Evitaste comentarle a ella lo sucedido. Construiste: una historia de trabajo, una pausa profesional fuera del centralismo, una búsqueda de nuevas posibilidades de desarrollo personal. Y ella se comió tu argumento. Tu pretexto.

Aunque en diferentes oportunidades te sedujo la idea de contarle la historia verdadera. “¿No es así como se hace cuando se ama a alguien con pasión?”, pensabas. Pero sin embargo te faltó valentía, cojones para hacerlo. En el fondo temías que eso pudiera hacer explotar la burbuja mágica que ambos habían construido. Finalmente decidiste dejar todo como estaba y disfrutar de lo que la vida te ofrecía en esa coyuntura.

Hasta que te llegó la hora de partir. Debías abandonar el lugar. La tempestad se avecinaba más y más. Ya casi la podías oler. Palpar. Sentir su sabor agrio. Doloroso.

Le dijiste que retornarías a la capital. Debías continuar con tus labores citadinas. Ella se entristeció. Te pidió. Te rogó...

—Quédate, Alejandro. Aquí tienes más posibilidades de trabajo. Hay menos comodidades que en la capital, pero podemos vivir juntos...

—Lo siento mucho, Lucía. Pero no puedo. No puedo. Tengo que viajar esta noche...

—Alejandro. Alejandro. Alejandro... —la escuchaste decir y le mostraste tu espalda ancha, angulosa.

Ya de noche, llevando tu maletín de lona al hombro y vestido con tus jeans desteñidos, caminaste sigilosamente, acompañado del fiel Pedro, por los bordes del río. Yerbas dormidas, lomos de piedras redondas y brillosas, minúsculos sapos escurriéndose en el barro.

Debías cruzarlo. Llegar a la frontera del país vecino y seguir tu rumbo. Encontrar cobijo. Tranquilidad. Evadir los azotes de la realidad que ahora se hacían casi inevitables.

Pedro y tú fueron dos sombras moviéndose como fantasmas. Las lechuzas y los grillos te despedían con su sinfonía campestre. Sentiste las palmas anchas de Pedro tamboreando tu espalda. Contuviste las lágrimas. No sabías si algún día volverías.

Con un nudo que ardía en tu garganta y mirando sus alegres ojos, dijiste:

—Gracias por todo, Pedro. Gran amigo. Muchas gracias...

—De nada, Alejandro. No te preocupes. Todo va a mejorar. Apúrate, sube al bote. Rema con fuerza, con mucha fuerza. Debes llegar al otro lado.

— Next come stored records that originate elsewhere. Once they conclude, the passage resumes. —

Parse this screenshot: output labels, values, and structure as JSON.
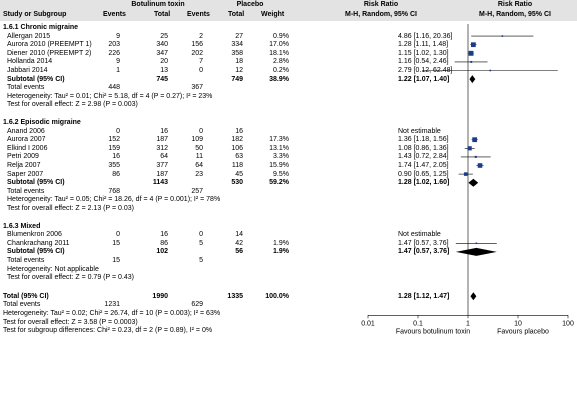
{
  "header": {
    "study": "Study or Subgroup",
    "group1": "Botulinum toxin",
    "group2": "Placebo",
    "events": "Events",
    "total": "Total",
    "weight": "Weight",
    "rr_col": "Risk Ratio",
    "rr_method": "M-H, Random, 95% CI",
    "plot_title": "Risk Ratio",
    "plot_method": "M-H, Random, 95% CI"
  },
  "subgroups": [
    {
      "title": "1.6.1 Chronic migraine",
      "studies": [
        {
          "name": "Allergan 2015",
          "e1": "9",
          "n1": "25",
          "e2": "2",
          "n2": "27",
          "w": "0.9%",
          "ci": "4.86 [1.16, 20.36]"
        },
        {
          "name": "Aurora 2010 (PREEMPT 1)",
          "e1": "203",
          "n1": "340",
          "e2": "156",
          "n2": "334",
          "w": "17.0%",
          "ci": "1.28 [1.11, 1.48]"
        },
        {
          "name": "Diener 2010 (PREEMPT 2)",
          "e1": "226",
          "n1": "347",
          "e2": "202",
          "n2": "358",
          "w": "18.1%",
          "ci": "1.15 [1.02, 1.30]"
        },
        {
          "name": "Hollanda 2014",
          "e1": "9",
          "n1": "20",
          "e2": "7",
          "n2": "18",
          "w": "2.8%",
          "ci": "1.16 [0.54, 2.46]"
        },
        {
          "name": "Jabbari 2014",
          "e1": "1",
          "n1": "13",
          "e2": "0",
          "n2": "12",
          "w": "0.2%",
          "ci": "2.79 [0.12, 62.48]"
        }
      ],
      "subtotal": {
        "label": "Subtotal (95% CI)",
        "n1": "745",
        "n2": "749",
        "w": "38.9%",
        "ci": "1.22 [1.07, 1.40]"
      },
      "events": {
        "label": "Total events",
        "e1": "448",
        "e2": "367"
      },
      "het": "Heterogeneity: Tau² = 0.01; Chi² = 5.18, df = 4 (P = 0.27); I² = 23%",
      "effect": "Test for overall effect: Z = 2.98 (P = 0.003)"
    },
    {
      "title": "1.6.2 Episodic migraine",
      "studies": [
        {
          "name": "Anand 2006",
          "e1": "0",
          "n1": "16",
          "e2": "0",
          "n2": "16",
          "w": "",
          "ci": "Not estimable"
        },
        {
          "name": "Aurora 2007",
          "e1": "152",
          "n1": "187",
          "e2": "109",
          "n2": "182",
          "w": "17.3%",
          "ci": "1.36 [1.18, 1.56]"
        },
        {
          "name": "Elkind I 2006",
          "e1": "159",
          "n1": "312",
          "e2": "50",
          "n2": "106",
          "w": "13.1%",
          "ci": "1.08 [0.86, 1.36]"
        },
        {
          "name": "Petri 2009",
          "e1": "16",
          "n1": "64",
          "e2": "11",
          "n2": "63",
          "w": "3.3%",
          "ci": "1.43 [0.72, 2.84]"
        },
        {
          "name": "Relja 2007",
          "e1": "355",
          "n1": "377",
          "e2": "64",
          "n2": "118",
          "w": "15.9%",
          "ci": "1.74 [1.47, 2.05]"
        },
        {
          "name": "Saper 2007",
          "e1": "86",
          "n1": "187",
          "e2": "23",
          "n2": "45",
          "w": "9.5%",
          "ci": "0.90 [0.65, 1.25]"
        }
      ],
      "subtotal": {
        "label": "Subtotal (95% CI)",
        "n1": "1143",
        "n2": "530",
        "w": "59.2%",
        "ci": "1.28 [1.02, 1.60]"
      },
      "events": {
        "label": "Total events",
        "e1": "768",
        "e2": "257"
      },
      "het": "Heterogeneity: Tau² = 0.05; Chi² = 18.26, df = 4 (P = 0.001); I² = 78%",
      "effect": "Test for overall effect: Z = 2.13 (P = 0.03)"
    },
    {
      "title": "1.6.3 Mixed",
      "studies": [
        {
          "name": "Blumenkron 2006",
          "e1": "0",
          "n1": "16",
          "e2": "0",
          "n2": "14",
          "w": "",
          "ci": "Not estimable"
        },
        {
          "name": "Chankrachang 2011",
          "e1": "15",
          "n1": "86",
          "e2": "5",
          "n2": "42",
          "w": "1.9%",
          "ci": "1.47 [0.57, 3.76]"
        }
      ],
      "subtotal": {
        "label": "Subtotal (95% CI)",
        "n1": "102",
        "n2": "56",
        "w": "1.9%",
        "ci": "1.47 [0.57, 3.76]"
      },
      "events": {
        "label": "Total events",
        "e1": "15",
        "e2": "5"
      },
      "het": "Heterogeneity: Not applicable",
      "effect": "Test for overall effect: Z = 0.79 (P = 0.43)"
    }
  ],
  "total": {
    "label": "Total (95% CI)",
    "n1": "1990",
    "n2": "1335",
    "w": "100.0%",
    "ci": "1.28 [1.12, 1.47]"
  },
  "total_events": {
    "label": "Total events",
    "e1": "1231",
    "e2": "629"
  },
  "total_het": "Heterogeneity: Tau² = 0.02; Chi² = 26.74, df = 10 (P = 0.003); I² = 63%",
  "total_effect": "Test for overall effect: Z = 3.58 (P = 0.0003)",
  "subgroup_diff": "Test for subgroup differences: Chi² = 0.23, df = 2 (P = 0.89), I² = 0%",
  "axis": {
    "ticks": [
      "0.01",
      "0.1",
      "1",
      "10",
      "100"
    ],
    "left_label": "Favours botulinum toxin",
    "right_label": "Favours placebo"
  },
  "colors": {
    "marker": "#1a3c8c",
    "diamond": "#000000",
    "header_bg": "#e3e3e3"
  },
  "chart_data": {
    "type": "forest",
    "scale": "log",
    "xlim": [
      0.01,
      100
    ],
    "ticks": [
      0.01,
      0.1,
      1,
      10,
      100
    ],
    "null_line": 1,
    "studies": [
      {
        "subgroup": "1.6.1 Chronic migraine",
        "name": "Allergan 2015",
        "rr": 4.86,
        "lo": 1.16,
        "hi": 20.36,
        "weight": 0.9
      },
      {
        "subgroup": "1.6.1 Chronic migraine",
        "name": "Aurora 2010 (PREEMPT 1)",
        "rr": 1.28,
        "lo": 1.11,
        "hi": 1.48,
        "weight": 17.0
      },
      {
        "subgroup": "1.6.1 Chronic migraine",
        "name": "Diener 2010 (PREEMPT 2)",
        "rr": 1.15,
        "lo": 1.02,
        "hi": 1.3,
        "weight": 18.1
      },
      {
        "subgroup": "1.6.1 Chronic migraine",
        "name": "Hollanda 2014",
        "rr": 1.16,
        "lo": 0.54,
        "hi": 2.46,
        "weight": 2.8
      },
      {
        "subgroup": "1.6.1 Chronic migraine",
        "name": "Jabbari 2014",
        "rr": 2.79,
        "lo": 0.12,
        "hi": 62.48,
        "weight": 0.2
      },
      {
        "subgroup": "1.6.2 Episodic migraine",
        "name": "Anand 2006",
        "rr": null,
        "lo": null,
        "hi": null,
        "weight": null
      },
      {
        "subgroup": "1.6.2 Episodic migraine",
        "name": "Aurora 2007",
        "rr": 1.36,
        "lo": 1.18,
        "hi": 1.56,
        "weight": 17.3
      },
      {
        "subgroup": "1.6.2 Episodic migraine",
        "name": "Elkind I 2006",
        "rr": 1.08,
        "lo": 0.86,
        "hi": 1.36,
        "weight": 13.1
      },
      {
        "subgroup": "1.6.2 Episodic migraine",
        "name": "Petri 2009",
        "rr": 1.43,
        "lo": 0.72,
        "hi": 2.84,
        "weight": 3.3
      },
      {
        "subgroup": "1.6.2 Episodic migraine",
        "name": "Relja 2007",
        "rr": 1.74,
        "lo": 1.47,
        "hi": 2.05,
        "weight": 15.9
      },
      {
        "subgroup": "1.6.2 Episodic migraine",
        "name": "Saper 2007",
        "rr": 0.9,
        "lo": 0.65,
        "hi": 1.25,
        "weight": 9.5
      },
      {
        "subgroup": "1.6.3 Mixed",
        "name": "Blumenkron 2006",
        "rr": null,
        "lo": null,
        "hi": null,
        "weight": null
      },
      {
        "subgroup": "1.6.3 Mixed",
        "name": "Chankrachang 2011",
        "rr": 1.47,
        "lo": 0.57,
        "hi": 3.76,
        "weight": 1.9
      }
    ],
    "pooled": [
      {
        "name": "Subtotal 1.6.1",
        "rr": 1.22,
        "lo": 1.07,
        "hi": 1.4
      },
      {
        "name": "Subtotal 1.6.2",
        "rr": 1.28,
        "lo": 1.02,
        "hi": 1.6
      },
      {
        "name": "Subtotal 1.6.3",
        "rr": 1.47,
        "lo": 0.57,
        "hi": 3.76
      },
      {
        "name": "Total",
        "rr": 1.28,
        "lo": 1.12,
        "hi": 1.47
      }
    ]
  }
}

Apresúrate...

Bajo el manto nocturno remaste. Remaste como nunca lo hiciste en tu vida. Las aguas estaban alborotadas. Gotas heladas saltaban y se estrellaban como escupitajos en tu cara, en tu casaca, en tu pantalón. Ya no veías a Pedro. Sólo agua. Agua. Su turbulencia. Su lamento. Su adiós.

Llegaste al otro lado. Bajaste, tal como Pedro te había indicado e ibas a escabullirte por entre los matorrales memorizados en varias sesiones noctámbulas. Se te hacía difícil divisar la otra orilla.

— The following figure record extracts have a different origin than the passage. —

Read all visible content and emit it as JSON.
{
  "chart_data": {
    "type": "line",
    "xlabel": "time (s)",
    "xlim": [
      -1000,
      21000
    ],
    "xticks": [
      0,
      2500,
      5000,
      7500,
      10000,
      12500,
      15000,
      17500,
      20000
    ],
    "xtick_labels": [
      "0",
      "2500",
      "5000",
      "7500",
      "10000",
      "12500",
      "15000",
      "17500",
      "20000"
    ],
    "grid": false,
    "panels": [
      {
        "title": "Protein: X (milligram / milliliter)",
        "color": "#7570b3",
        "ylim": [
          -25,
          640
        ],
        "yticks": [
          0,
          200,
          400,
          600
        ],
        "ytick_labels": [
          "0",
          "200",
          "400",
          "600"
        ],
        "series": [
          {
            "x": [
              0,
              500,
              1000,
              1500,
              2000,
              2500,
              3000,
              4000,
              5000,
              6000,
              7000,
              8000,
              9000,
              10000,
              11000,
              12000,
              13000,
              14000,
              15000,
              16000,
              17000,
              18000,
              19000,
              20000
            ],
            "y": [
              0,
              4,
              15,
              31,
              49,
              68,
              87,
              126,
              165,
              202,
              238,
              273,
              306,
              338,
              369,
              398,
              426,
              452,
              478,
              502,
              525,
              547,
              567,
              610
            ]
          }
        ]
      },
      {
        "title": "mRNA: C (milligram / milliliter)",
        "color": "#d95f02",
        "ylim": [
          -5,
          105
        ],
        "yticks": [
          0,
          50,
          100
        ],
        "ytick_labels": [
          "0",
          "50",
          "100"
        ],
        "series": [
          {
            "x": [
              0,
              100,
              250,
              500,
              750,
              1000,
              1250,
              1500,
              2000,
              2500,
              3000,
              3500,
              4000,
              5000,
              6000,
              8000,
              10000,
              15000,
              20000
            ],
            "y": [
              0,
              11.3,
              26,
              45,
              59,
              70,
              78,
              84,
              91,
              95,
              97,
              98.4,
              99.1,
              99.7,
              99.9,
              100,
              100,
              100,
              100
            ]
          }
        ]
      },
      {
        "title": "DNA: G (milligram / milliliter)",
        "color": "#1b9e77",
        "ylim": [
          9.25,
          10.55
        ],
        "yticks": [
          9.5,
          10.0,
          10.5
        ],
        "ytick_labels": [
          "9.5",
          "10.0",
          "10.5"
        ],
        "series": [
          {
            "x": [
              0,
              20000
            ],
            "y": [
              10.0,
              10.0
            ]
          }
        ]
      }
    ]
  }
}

De súbito, escuchaste unos gritos. Dudaste. Conjeturaste por un instante que eran las lechuzas, los grillos, las aguas. Agudizaste los oídos. Y mezclado con el sonido del torrente: los gritos. Sí, eran gritos. Gritos reconocibles.

—¡Cójanlo! ¡Cójanlo! ¡Cójanlo! ¡Él es su amigo! ¡Su amigo! ¡Cójanlo, carajo! ¡¿No escuchan las órdenes de un superior?!

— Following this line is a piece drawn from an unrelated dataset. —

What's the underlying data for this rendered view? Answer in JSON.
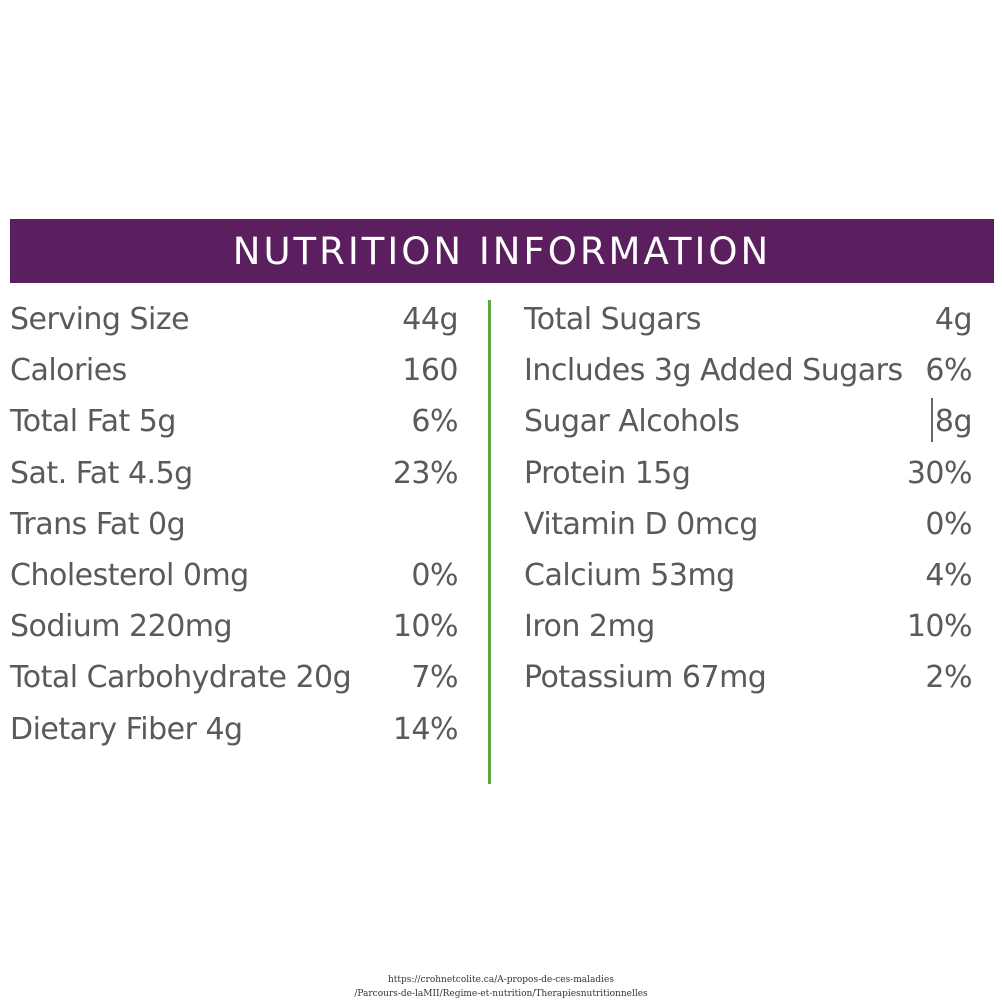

Pudiste captar la voz de Pedro, negando a los vientos la acusación. Forcejeando. Exasperado. Diciéndoles que todo era producto de una equivocación.

Antes de escabullirte, buscando la trocha indicada, llegó más nítida a tus tímpanos la voz femenina que dictaba órdenes.

Y tú te esfumaste, tras tu río de párvulo, repitiendo agitadamente su nombre: “¿Lucía? ¿Lucía? ¿Lucía?...”.